2- Verilen taşınmaz mallar, temlik tarihinde yaşayan aile fertleri adına eşit hisselerle temlik ve tapuya tescil ettirilir.”
3. Değerlendirme
1. Temyiz olunan nihai kararların bozulması 6100 sayılı Kanun'un geçici 3/2. maddesinin yollamasıyla 1086 sayılı HUMK'un uygulanacağı davalar yönünden HUMK'un 428. maddesinde yer alan sebeplerden birinin varlığı hâlinde mümkündür.
Dosya içeriği ve toplanan delillerden; çekişme konusu taşınmazın 26.09.2006 tarihinde yürürlüğe giren 5543 sayılı Kanun ile yürürlükten kaldırılan 2510 sayılı İskan Kanunu hükümleri uyarınca miktar fazlası Hazineye ait olmak koşuluyla temlik edildiği ve 1949 tarihinde yapılan kadastro tespiti sırasında da miktar fazlasının Hazineye ait olacağı şerhinin tutanağın beyanlar hanesinde gösterildiği ve bu şekilde çap kaydının oluştuğu, tapu kaydının beyanlar hanesinde 641 m2 lik hazine fazlalığı şerhi bulunduğu, bu şerhin 31.01.1955 tarih ve 121 sayılı yazı ile idareye bildirildiği anlaşılmıştır.

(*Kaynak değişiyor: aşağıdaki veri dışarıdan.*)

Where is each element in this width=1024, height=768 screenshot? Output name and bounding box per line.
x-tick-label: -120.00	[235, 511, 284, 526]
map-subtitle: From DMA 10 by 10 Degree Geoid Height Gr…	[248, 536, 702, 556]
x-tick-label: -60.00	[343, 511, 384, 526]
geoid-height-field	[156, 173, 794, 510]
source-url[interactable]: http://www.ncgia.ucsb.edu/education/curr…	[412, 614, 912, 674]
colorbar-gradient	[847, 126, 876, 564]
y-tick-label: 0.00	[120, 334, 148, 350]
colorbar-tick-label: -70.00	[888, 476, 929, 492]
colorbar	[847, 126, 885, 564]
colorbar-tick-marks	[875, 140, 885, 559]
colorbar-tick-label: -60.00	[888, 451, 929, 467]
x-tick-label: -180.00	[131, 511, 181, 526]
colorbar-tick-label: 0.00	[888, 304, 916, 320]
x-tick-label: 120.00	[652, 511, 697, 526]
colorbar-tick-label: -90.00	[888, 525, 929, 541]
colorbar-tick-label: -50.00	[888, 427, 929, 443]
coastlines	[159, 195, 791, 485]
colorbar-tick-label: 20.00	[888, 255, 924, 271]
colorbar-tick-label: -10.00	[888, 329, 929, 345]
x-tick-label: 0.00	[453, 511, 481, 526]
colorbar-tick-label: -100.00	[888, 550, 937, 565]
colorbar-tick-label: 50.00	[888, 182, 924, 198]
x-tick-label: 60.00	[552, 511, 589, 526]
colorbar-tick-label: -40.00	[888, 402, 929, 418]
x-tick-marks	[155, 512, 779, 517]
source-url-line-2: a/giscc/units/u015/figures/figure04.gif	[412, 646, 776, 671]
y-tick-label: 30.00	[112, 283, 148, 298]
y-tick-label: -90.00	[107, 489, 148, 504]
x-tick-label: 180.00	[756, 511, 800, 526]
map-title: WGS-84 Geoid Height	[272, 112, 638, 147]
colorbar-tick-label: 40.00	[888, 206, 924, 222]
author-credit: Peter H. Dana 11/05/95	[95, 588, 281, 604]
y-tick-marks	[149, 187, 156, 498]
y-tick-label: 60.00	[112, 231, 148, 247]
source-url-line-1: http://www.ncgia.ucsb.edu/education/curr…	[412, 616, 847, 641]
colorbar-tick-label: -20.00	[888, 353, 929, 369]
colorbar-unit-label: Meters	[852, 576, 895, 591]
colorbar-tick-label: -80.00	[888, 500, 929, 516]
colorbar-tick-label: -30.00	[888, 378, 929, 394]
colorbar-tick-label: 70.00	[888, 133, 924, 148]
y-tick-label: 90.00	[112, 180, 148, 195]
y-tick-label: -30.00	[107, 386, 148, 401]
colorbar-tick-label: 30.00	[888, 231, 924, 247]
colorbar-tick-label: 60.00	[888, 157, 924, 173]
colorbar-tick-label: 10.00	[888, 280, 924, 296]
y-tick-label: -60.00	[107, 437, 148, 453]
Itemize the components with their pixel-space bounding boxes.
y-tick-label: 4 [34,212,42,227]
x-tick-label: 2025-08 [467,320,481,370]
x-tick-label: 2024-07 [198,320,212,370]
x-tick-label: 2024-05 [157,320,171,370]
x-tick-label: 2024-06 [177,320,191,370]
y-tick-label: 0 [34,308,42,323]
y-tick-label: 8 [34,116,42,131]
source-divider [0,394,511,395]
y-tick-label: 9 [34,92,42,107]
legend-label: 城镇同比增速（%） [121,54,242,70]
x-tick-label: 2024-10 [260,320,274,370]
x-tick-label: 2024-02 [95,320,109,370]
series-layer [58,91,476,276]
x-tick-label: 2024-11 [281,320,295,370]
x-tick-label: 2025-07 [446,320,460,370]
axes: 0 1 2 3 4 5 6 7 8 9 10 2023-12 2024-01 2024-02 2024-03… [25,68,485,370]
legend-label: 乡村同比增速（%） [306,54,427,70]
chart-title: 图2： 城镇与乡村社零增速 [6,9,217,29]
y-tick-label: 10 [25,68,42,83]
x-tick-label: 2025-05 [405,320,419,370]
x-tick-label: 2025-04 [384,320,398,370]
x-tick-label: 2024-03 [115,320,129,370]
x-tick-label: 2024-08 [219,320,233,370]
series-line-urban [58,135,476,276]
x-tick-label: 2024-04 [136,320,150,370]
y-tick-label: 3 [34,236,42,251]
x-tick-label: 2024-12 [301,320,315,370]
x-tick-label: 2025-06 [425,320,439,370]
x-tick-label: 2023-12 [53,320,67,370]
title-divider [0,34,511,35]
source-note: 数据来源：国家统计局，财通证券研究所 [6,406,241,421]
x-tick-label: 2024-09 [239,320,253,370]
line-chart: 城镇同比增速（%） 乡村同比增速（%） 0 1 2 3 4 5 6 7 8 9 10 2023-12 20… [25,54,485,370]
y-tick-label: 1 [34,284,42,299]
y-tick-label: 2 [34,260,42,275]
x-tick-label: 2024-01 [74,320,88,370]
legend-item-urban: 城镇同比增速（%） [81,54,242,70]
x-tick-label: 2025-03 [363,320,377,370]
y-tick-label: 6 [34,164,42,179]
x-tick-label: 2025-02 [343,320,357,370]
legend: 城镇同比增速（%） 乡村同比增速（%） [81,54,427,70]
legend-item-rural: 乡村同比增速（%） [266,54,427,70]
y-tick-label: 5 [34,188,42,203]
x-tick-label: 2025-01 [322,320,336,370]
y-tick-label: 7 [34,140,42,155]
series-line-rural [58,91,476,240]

Hemen belirtilmelidir ki, davalıların dayandıkları çap kayıtlarının ilk tesislerinin iskanen oluştuğu sabittir. İskan mevzuatı ve 2510 sayılı Kanun'un 23. maddesinde iskanen oluşturulan ve temlik edilen tapuların miktarı ile geçerli olacağı ve taşınmazlarda çıkan miktar fazlalıklarının ise Hazineye ait olacağı öngörülmüştür. 2510 sayılı Kanun'u yürürlükten kaldıran 5543 sayılı Kanun'un 19. maddesinde de aynı hükme yer verilmiştir. Öyleyse, öncesi iskan kaydına dayalı taşınmazlardaki miktar fazlalıklarının yasa gereği Hazinenin olacağı tartışmasızdır.

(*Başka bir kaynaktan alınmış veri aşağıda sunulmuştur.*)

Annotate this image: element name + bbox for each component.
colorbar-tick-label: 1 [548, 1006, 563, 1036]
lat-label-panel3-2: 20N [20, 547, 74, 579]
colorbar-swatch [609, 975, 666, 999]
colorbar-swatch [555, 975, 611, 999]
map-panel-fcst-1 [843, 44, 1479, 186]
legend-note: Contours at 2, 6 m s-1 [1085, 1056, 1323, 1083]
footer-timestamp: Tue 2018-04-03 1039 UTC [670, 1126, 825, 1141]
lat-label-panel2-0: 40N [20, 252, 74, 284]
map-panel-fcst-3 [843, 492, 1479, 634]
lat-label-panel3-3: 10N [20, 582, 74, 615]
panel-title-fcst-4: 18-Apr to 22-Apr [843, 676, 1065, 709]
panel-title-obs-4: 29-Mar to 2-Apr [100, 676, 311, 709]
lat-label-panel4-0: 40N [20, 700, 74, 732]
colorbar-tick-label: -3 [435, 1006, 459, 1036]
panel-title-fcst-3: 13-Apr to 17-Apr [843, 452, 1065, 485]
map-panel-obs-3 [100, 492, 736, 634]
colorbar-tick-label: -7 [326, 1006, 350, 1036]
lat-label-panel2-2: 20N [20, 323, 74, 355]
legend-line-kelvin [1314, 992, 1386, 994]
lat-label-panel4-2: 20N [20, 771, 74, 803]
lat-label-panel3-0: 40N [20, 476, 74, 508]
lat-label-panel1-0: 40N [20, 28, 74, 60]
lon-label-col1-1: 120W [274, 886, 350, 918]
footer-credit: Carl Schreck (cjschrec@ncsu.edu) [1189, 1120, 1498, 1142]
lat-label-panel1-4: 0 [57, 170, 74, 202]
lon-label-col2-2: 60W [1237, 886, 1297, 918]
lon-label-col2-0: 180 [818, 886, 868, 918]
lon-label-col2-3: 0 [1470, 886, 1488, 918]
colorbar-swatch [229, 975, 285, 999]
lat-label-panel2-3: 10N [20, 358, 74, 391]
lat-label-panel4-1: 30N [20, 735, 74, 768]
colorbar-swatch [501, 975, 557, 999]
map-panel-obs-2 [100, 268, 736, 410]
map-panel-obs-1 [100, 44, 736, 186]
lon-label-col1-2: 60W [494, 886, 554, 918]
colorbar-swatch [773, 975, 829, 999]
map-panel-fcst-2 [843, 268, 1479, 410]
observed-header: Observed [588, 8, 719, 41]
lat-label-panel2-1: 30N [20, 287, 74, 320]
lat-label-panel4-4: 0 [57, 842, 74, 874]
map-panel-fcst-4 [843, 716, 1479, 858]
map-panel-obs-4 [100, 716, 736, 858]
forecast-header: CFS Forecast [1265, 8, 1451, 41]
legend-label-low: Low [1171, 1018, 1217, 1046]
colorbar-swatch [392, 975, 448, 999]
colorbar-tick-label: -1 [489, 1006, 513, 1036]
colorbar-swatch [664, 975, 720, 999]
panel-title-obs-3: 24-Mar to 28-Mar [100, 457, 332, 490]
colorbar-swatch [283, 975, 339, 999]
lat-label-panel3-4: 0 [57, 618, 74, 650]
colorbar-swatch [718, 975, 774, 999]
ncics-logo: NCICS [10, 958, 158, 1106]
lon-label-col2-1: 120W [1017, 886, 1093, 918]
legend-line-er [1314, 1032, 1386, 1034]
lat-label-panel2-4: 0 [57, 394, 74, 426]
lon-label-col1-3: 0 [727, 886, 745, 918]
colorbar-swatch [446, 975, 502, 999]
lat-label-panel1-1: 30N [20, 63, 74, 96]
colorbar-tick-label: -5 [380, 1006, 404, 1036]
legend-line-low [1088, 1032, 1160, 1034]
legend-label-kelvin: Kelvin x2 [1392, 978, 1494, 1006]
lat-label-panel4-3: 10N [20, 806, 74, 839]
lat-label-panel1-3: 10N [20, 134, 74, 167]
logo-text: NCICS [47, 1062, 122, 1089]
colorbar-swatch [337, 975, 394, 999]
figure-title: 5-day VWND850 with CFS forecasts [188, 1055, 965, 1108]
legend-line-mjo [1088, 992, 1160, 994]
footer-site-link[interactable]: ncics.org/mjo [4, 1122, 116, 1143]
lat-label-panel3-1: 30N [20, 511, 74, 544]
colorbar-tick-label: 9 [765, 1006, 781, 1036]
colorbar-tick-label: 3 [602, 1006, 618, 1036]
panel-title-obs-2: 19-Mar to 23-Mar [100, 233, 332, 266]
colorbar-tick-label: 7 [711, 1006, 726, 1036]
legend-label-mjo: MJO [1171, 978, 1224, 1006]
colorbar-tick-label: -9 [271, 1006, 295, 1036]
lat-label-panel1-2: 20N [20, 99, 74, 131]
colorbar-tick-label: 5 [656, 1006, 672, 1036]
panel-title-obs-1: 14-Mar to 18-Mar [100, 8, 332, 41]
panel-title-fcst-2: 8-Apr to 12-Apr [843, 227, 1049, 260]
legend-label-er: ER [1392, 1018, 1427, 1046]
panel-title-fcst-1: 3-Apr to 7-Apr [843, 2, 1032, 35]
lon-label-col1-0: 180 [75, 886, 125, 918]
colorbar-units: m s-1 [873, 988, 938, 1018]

2. Temyizen incelenen karar, tarafların karşılıklı iddia ve savunmalarına, dayandıkları belgelere, uyuşmazlığa uygulanması gereken hukuk kuralları ile hukuki ilişkinin nitelendirilmesine, dava şartlarına, yargılama ve ispat kuralları ile kararda belirtilen gerekçelere göre usul ve kanuna uygun olup bir kısım davalılar vekili tarafından temyiz dilekçesinde ileri sürülen nedenler kararın bozulmasını gerektirecek nitelikte görülmemiştir.
VI. KARAR
Açıklanan sebeplerle;
Bir kısım davalılar vekilinin yerinde görülmeyen tüm temyiz itirazlarının reddi ile usul ve yasaya uygun olan kararın ONANMASINA,
Aşağıda yazılı 120,60 TL bakiye onama harcının temyiz eden davalılar ... ve arkadaşlarından alınmasına,
Dosyanın Mahkemesine gönderilmesine,
Kararın tebliğinden itibaren 15 gün içinde karar düzeltme yolu açık olmak üzere 04.07.2023 tarihinde oy birliğiyle karar verildi.